我目前正在使用 Tensorflow 庫玩基于 LSTM 的基本自動編碼器。目標是讓自動編碼器重建多元時間序列。我有興趣將資料的特征歸一化從資料管道移動到模型內部。
目前我通過以下方式規范化資料:
normalizer = Normalization(axis=-1)
normalizer.adapt(data_train)
data_train = normalizer(data_train)
inputs = Input(shape=[None, n_inputs])
x = LSTM(4, return_sequences=True)(inputs)
x = LSTM(2, return_sequences=True)(x)
x = LSTM(2, return_sequences=True)(x)
x = LSTM(4, return_sequences=True)(x)
x = TimeDistributed((Dense(n_inputs)))(x)
model = Model(inputs, x)
按預期作業,導致可觀的損失(~1e-2),但在模型之外。根據檔案(在“在模型之前或模型內部預處理資料”下),以下代碼應等效于上述代碼段,只是它在模型內部運行:
normalizer = Normalization(axis=-1)
normalizer.adapt(data_train)
inputs = Input(shape=[None, n_inputs])
x = normalizer(inputs)
x = LSTM(4, return_sequences=True)(x)
x = LSTM(2, return_sequences=True)(x)
x = LSTM(2, return_sequences=True)(x)
x = LSTM(4, return_sequences=True)(x)
x = TimeDistributed((Dense(n_inputs)))(x)
model = Model(inputs, x)
然而,運行后一個變體會導致天文損失值(~1e3),并且在測驗中也會產生更差的結果。
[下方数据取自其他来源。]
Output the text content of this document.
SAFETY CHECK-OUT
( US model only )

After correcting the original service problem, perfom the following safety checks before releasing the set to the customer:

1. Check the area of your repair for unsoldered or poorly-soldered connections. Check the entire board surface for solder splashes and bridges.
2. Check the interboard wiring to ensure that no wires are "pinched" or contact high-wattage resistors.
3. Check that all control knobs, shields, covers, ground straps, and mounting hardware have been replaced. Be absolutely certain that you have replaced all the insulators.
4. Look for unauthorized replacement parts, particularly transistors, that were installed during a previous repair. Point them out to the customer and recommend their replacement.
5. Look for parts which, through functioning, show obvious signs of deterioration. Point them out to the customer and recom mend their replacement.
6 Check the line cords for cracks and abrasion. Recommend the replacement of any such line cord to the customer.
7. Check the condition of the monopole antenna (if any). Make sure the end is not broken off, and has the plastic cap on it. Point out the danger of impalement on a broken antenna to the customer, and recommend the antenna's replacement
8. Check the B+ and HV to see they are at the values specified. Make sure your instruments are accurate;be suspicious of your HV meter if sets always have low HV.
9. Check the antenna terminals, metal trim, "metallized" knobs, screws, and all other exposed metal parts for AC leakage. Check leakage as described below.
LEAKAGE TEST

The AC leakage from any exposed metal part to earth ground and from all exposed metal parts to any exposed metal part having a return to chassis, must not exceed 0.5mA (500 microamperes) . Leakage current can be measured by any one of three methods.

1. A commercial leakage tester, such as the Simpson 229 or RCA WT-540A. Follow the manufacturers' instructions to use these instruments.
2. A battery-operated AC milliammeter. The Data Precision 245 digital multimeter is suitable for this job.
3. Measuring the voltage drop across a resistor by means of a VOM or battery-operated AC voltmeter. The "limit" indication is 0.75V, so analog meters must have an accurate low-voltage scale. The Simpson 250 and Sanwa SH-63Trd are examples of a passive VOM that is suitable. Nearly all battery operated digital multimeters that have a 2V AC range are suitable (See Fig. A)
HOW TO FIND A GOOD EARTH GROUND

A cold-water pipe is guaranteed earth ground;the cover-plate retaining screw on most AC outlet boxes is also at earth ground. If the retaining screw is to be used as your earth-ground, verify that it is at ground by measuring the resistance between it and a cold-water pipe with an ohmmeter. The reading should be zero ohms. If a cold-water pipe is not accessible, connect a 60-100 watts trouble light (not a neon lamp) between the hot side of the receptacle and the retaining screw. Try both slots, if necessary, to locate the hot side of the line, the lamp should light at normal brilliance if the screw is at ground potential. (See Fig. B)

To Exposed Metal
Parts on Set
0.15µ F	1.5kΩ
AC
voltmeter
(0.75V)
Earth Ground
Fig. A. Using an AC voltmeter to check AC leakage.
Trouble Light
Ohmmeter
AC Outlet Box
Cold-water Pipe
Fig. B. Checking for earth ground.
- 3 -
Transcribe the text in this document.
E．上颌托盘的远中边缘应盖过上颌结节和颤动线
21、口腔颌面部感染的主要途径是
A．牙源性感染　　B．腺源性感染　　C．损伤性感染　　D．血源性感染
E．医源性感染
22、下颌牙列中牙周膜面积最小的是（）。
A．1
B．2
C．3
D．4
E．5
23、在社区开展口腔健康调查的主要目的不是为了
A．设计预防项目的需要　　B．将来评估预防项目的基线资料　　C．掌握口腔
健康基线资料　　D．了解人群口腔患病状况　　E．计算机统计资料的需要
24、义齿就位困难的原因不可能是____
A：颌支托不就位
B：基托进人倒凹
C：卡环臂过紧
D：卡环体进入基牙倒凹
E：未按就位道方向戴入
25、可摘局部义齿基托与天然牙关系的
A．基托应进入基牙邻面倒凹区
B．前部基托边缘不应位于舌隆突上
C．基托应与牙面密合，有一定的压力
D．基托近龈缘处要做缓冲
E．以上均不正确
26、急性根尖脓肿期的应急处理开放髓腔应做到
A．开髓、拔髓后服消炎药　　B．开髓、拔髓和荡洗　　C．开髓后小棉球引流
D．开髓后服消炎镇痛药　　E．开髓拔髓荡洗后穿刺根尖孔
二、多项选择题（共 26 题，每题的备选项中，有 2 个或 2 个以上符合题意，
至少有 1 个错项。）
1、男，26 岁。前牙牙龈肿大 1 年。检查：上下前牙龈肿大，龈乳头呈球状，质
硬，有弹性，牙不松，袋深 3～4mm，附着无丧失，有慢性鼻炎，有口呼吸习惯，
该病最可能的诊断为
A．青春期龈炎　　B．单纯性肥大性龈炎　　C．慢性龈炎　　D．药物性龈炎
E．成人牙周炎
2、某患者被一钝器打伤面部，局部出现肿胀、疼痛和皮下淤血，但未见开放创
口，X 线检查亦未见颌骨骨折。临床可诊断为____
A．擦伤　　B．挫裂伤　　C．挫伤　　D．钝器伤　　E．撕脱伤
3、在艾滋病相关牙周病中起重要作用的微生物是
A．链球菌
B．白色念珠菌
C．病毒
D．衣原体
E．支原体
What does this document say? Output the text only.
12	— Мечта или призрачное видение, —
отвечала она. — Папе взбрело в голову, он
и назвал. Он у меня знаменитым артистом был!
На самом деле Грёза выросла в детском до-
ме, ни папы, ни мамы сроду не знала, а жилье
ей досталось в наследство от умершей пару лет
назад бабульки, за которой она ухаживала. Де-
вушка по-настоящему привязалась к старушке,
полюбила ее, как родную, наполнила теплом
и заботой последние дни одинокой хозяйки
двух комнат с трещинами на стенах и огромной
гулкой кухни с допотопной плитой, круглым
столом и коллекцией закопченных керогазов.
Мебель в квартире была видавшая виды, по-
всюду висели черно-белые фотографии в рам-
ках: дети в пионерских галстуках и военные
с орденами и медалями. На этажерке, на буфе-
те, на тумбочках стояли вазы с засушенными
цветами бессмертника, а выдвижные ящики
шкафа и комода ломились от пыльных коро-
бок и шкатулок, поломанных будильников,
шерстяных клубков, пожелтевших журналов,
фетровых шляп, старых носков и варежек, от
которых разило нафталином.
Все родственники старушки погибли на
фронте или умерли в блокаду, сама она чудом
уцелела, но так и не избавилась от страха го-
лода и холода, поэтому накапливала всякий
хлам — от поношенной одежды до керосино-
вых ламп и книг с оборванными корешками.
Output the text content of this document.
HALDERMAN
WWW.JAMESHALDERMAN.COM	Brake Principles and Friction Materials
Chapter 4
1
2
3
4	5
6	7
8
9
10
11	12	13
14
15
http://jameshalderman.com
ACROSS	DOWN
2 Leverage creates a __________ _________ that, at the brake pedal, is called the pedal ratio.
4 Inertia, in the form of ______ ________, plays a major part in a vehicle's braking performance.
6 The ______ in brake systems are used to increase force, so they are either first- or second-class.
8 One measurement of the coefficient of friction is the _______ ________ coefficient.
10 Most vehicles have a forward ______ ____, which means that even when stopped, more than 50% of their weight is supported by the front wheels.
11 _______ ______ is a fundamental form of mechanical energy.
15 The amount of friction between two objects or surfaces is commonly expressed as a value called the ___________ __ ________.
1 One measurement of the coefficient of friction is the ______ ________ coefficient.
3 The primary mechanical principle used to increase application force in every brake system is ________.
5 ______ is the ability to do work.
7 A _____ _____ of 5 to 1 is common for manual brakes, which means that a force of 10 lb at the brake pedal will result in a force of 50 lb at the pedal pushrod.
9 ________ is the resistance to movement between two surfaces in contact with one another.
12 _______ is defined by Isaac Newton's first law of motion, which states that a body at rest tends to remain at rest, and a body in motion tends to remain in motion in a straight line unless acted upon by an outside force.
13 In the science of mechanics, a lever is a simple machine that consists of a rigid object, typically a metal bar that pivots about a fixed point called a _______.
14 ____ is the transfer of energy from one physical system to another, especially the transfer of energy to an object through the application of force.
因此我的問題是:我做錯了什么?難道是我誤解了檔案?
非常感謝任何建議!
uj5u.com熱心網友回復:
只要歸一化器在模型外使用時僅應用于輸入(即特征矩陣),這兩種方法似乎都能給出一致的結果:
import numpy as np
from tensorflow.keras import Input
from tensorflow.keras.layers import Dense, LSTM, TimeDistributed
from tensorflow.keras.models import Model
from tensorflow.keras.layers.experimental.preprocessing import Normalization
np.random.seed(42)
# define the input parameters
num_samples = 100
time_steps = 10
train_size = 0.8
# generate the data
X = np.random.normal(loc=10, scale=5, size=(num_samples, time_steps, 1))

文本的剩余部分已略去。